Pertamina Rugi Rp11,3 T dan Pemakluman Menteri ESDM

Jakarta, CNBC Indonesia - PT Pertamina (Persero) pada Semester 1 tahun 2020 mencatatkan kerugian sebesar US$ 767,92 juta atau sekitar Rp 11,33 triliun (asumsi kurs Rp 14.766/ US$). Turun dibandingkan pencapaian laba bersih sebesar US$ 659,96 juta pada periode yang sama tahun lalu.
Atas kerugian yang dialami Pertamina, Menteri Energi dan Sumber Daya Mineral (ESDM) Arifin Tasrif justru memberikan pemakluman. Ia menuturkan kerugian ini merupakan dampak dari terjadinya pandemi Covid-19 yang dirasakan berbagai perusahaan, termasuk Pertamina.
"Secara general, kita bisa memaklumi karena semua perusahaan terdampak (Covid-19)," tutur Arifin kepada anggota Komisi VII DPR RI pada Rapat Dengar Pendapat (RDP), Rabu (26/8/2020).
Lebih lanjut ia mengatakan, pandemi Covid-19 telah menyebabkan penurunan permintaan bahan bakar minyak (BBM). Selain itu, pelemahan kurs juga turut menyumbang kerugian perseroan pada paruh pertama tahun ini.
"Walaupun harga minyak tidak turun, pada batasan sekarang ini, konsumsi tidak kembali seperti semula," tuturnya.
Tanggapan ini ia sampaikan untuk menjawab pertanyaan yang dilontarkan salah satu anggota Komisi VII DPR asal Fraksi Partai Kebangkitan Bangsa, Ratna Juwita. Ratna mempertanyakan mengapa Pertamina mencapai kerugian Rp 11,3 triliun pada semester I 2020 ini.
Ketika mendengar jawaban Arifin itu, Ratna pun menegaskan apa artinya Menteri ESDM memaklumi kerugian Pertamina ini.
"Dari pemaparan Bapak, secara sederhana dalam hal ini memaklumi kerugian Pertamina, begitu?" tanyanya.
Sementara itu, PT Pertamina (Persero) menyebut kerugian di Semester I ini utamanya disebabkan oleh faktor melemahnya kurs rupiah terhadap dolar Amerika Serikat.

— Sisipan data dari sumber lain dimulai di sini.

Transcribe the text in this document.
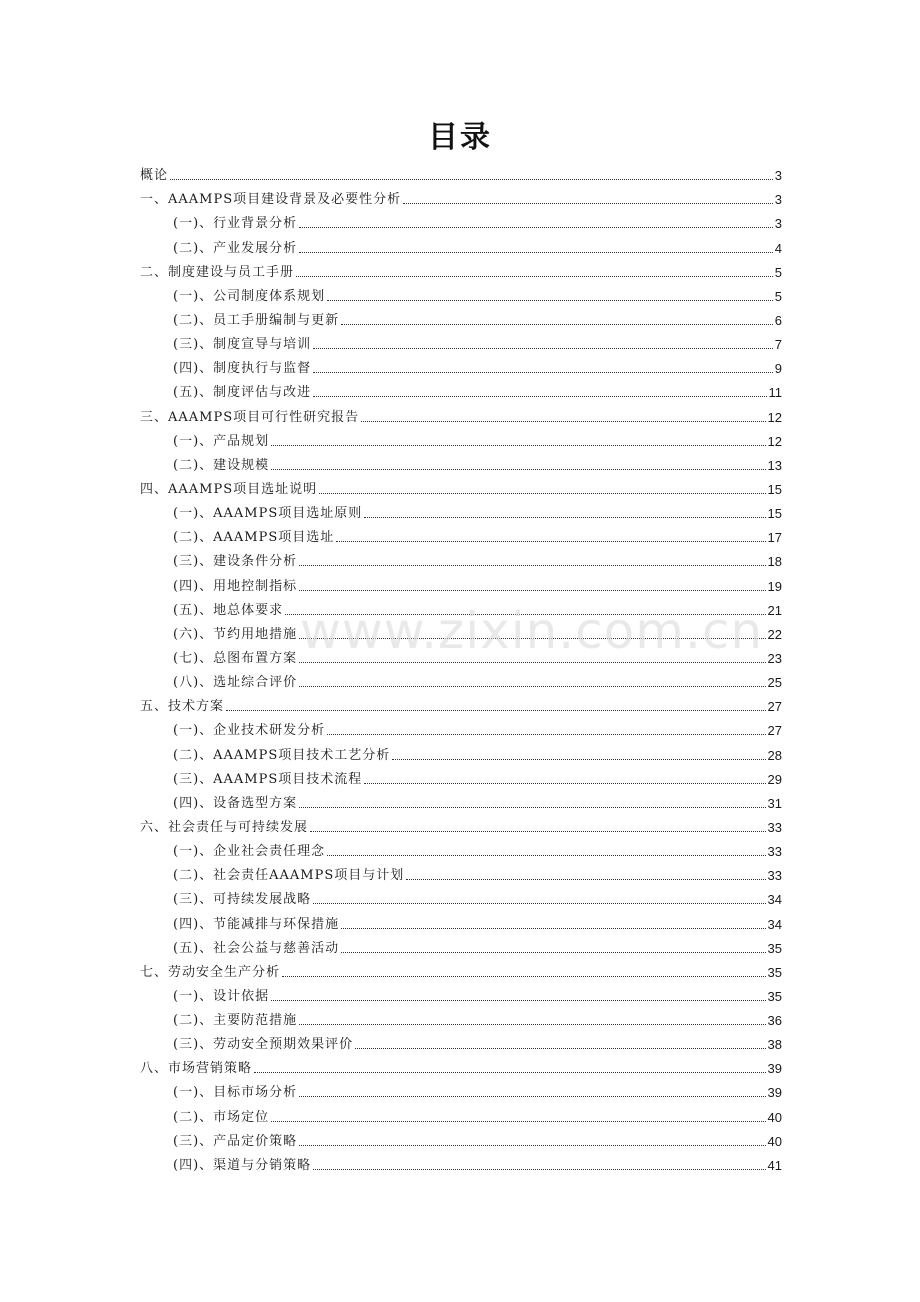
目录
概论	3
一、AAAMPS项目建设背景及必要性分析	3
(一)、行业背景分析	3
(二)、产业发展分析	4
二、制度建设与员工手册	5
(一)、公司制度体系规划	5
(二)、员工手册编制与更新	6
(三)、制度宣导与培训	7
(四)、制度执行与监督	9
(五)、制度评估与改进	11
三、AAAMPS项目可行性研究报告	12
(一)、产品规划	12
(二)、建设规模	13
四、AAAMPS项目选址说明	15
(一)、AAAMPS项目选址原则	15
(二)、AAAMPS项目选址	17
(三)、建设条件分析	18
(四)、用地控制指标	19
(五)、地总体要求	21
(六)、节约用地措施	22
(七)、总图布置方案	23
(八)、选址综合评价	25
五、技术方案	27
(一)、企业技术研发分析	27
(二)、AAAMPS项目技术工艺分析	28
(三)、AAAMPS项目技术流程	29
(四)、设备选型方案	31
六、社会责任与可持续发展	33
(一)、企业社会责任理念	33
(二)、社会责任AAAMPS项目与计划	33
(三)、可持续发展战略	34
(四)、节能减排与环保措施	34
(五)、社会公益与慈善活动	35
七、劳动安全生产分析	35
(一)、设计依据	35
(二)、主要防范措施	36
(三)、劳动安全预期效果评价	38
八、市场营销策略	39
(一)、目标市场分析	39
(二)、市场定位	40
(三)、产品定价策略	40
(四)、渠道与分销策略	41
www.zixin.com.cn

Direktur Keuangan Pertamina Emma Sri Martini mengatakan hal tersebut dikarenakan harga jual eceran produk minyak dan gas perusahaan menggunakan mata uang rupiah, sedangkan pencatatan laporan keuangan menggunakan dolar AS.

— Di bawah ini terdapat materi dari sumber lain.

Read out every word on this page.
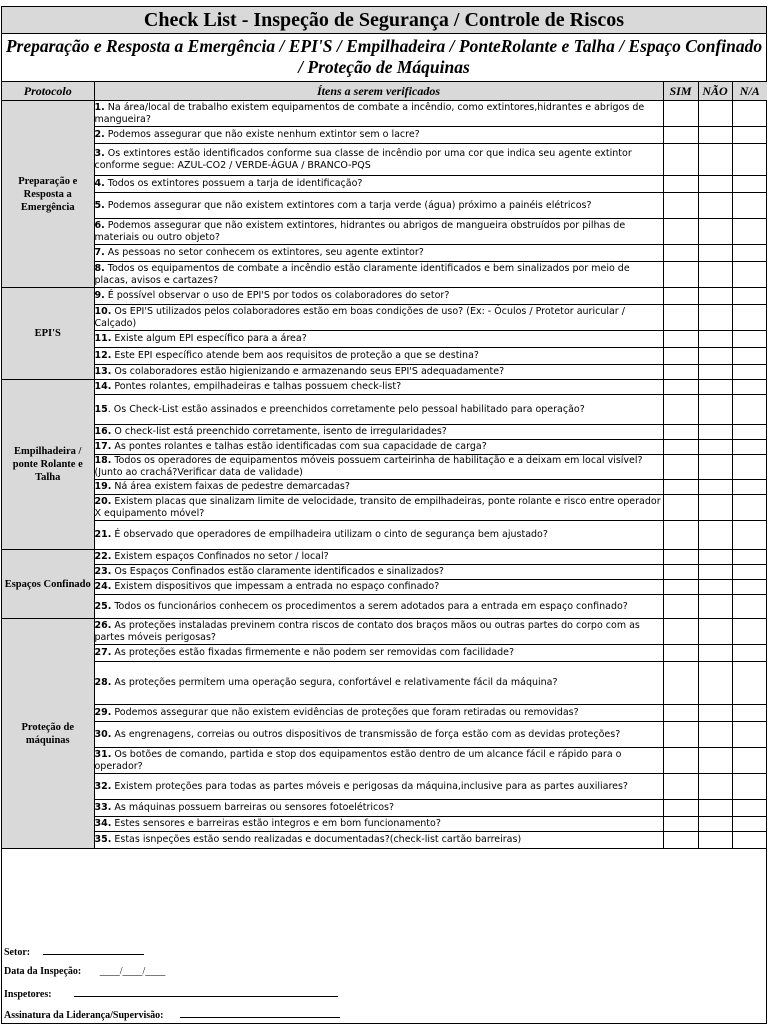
Check List - Inspeção de Segurança / Controle de Riscos
Preparação e Resposta a Emergência / EPI'S / Empilhadeira / PonteRolante e Talha / Espaço Confinado / Proteção de Máquinas
Protocolo	Ítens a serem verificados	SIM	NÃO	N/A
Preparação e Resposta a Emergência	1. Na área/local de trabalho existem equipamentos de combate a incêndio, como extintores,hidrantes e abrigos de mangueira?			
	2. Podemos assegurar que não existe nenhum extintor sem o lacre?			
	3. Os extintores estão identificados conforme sua classe de incêndio por uma cor que indica seu agente extintor conforme segue: AZUL-CO2 / VERDE-ÁGUA / BRANCO-PQS			
	4. Todos os extintores possuem a tarja de identificação?			
	5. Podemos assegurar que não existem extintores com a tarja verde (água) próximo a painéis elétricos?			
	6. Podemos assegurar que não existem extintores, hidrantes ou abrigos de mangueira obstruídos por pilhas de materiais ou outro objeto?			
	7. As pessoas no setor conhecem os extintores, seu agente extintor?			
	8. Todos os equipamentos de combate a incêndio estão claramente identificados e bem sinalizados por meio de placas, avisos e cartazes?			
EPI'S	9. É possível observar o uso de EPI'S por todos os colaboradores do setor?			
	10. Os EPI'S utilizados pelos colaboradores estão em boas condições de uso? (Ex: - Óculos / Protetor auricular / Calçado)			
	11. Existe algum EPI específico para a área?			
	12. Este EPI específico atende bem aos requisitos de proteção a que se destina?			
	13. Os colaboradores estão higienizando e armazenando seus EPI'S adequadamente?			
Empilhadeira / ponte Rolante e Talha	14. Pontes rolantes, empilhadeiras e talhas possuem check-list?			
	15. Os Check-List estão assinados e preenchidos corretamente pelo pessoal habilitado para operação?			
	16. O check-list está preenchido corretamente, isento de irregularidades?			
	17. As pontes rolantes e talhas estão identificadas com sua capacidade de carga?			
	18. Todos os operadores de equipamentos móveis possuem carteirinha de habilitação e a deixam em local visível? (Junto ao crachá?Verificar data de validade)			
	19. Ná área existem faixas de pedestre demarcadas?			
	20. Existem placas que sinalizam limite de velocidade, transito de empilhadeiras, ponte rolante e risco entre operador X equipamento móvel?			
	21. É observado que operadores de empilhadeira utilizam o cinto de segurança bem ajustado?			
Espaços Confinado	22. Existem espaços Confinados no setor / local?			
	23. Os Espaços Confinados estão claramente identificados e sinalizados?			
	24. Existem dispositivos que impessam a entrada no espaço confinado?			
	25. Todos os funcionários conhecem os procedimentos a serem adotados para a entrada em espaço confinado?			
Proteção de máquinas	26. As proteções instaladas previnem contra riscos de contato dos braços mãos ou outras partes do corpo com as partes móveis perigosas?			
	27. As proteções estão fixadas firmemente e não podem ser removidas com facilidade?			
	28. As proteções permitem uma operação segura, confortável e relativamente fácil da máquina?			
	29. Podemos assegurar que não existem evidências de proteções que foram retiradas ou removidas?			
	30. As engrenagens, correias ou outros dispositivos de transmissão de força estão com as devidas proteções?			
	31. Os botões de comando, partida e stop dos equipamentos estão dentro de um alcance fácil e rápido para o operador?			
	32. Existem proteções para todas as partes móveis e perigosas da máquina,inclusive para as partes auxiliares?			
	33. As máquinas possuem barreiras ou sensores fotoelétricos?			
	34. Estes sensores e barreiras estão integros e em bom funcionamento?			
	35. Estas isnpeções estão sendo realizadas e documentadas?(check-list cartão barreiras)			
Setor:
Data da Inspeção: ____/____/____
Inspetores:
Assinatura da Liderança/Supervisão:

Ditambah lagi, lanjutnya, pemerintah berutang kompensasi Rp 96 triliun dan subsidi Rp 13 triliun yang belum dibayar, sehingga ini berkontribusi terhadap 60% dari rugi kurs perseroan.
"(Pelemahan) kurs berdampak signifikan karena pembukuan kami fundamentalnya adalah US$. Semua pencatatan dibukukan dalam US$ dan terdampak signifikan oleh piutang kita kepada pemerintah dalam IDR (rupiah)," tuturnya saat RDP di Komisi VII.
Utang pemerintah berkontribusi besar pada rugi kurs perseroan, maka pihaknya mengharapkan pemerintah bisa segera membayar utang tersebut. Dengan demikian, ini bisa mengurangi rugi kurs perseroan.
"Jadi, dengan dukungan pemerintah yang tadi disampaikan dengan dukungan Bapak Ibu di Komisi VII akan melakukan pembayaran, ini akan sangat membantu kami menekan rugi kurs karena ini magnitude besar. Kami hedging (lindung nilai) di market (pasar) pun tidak ada flow-nya, tidak liquid. Di market untuk hedging sebagai mitigasi kurs itu untuk currency Rp 100 triliun lebih," paparnya.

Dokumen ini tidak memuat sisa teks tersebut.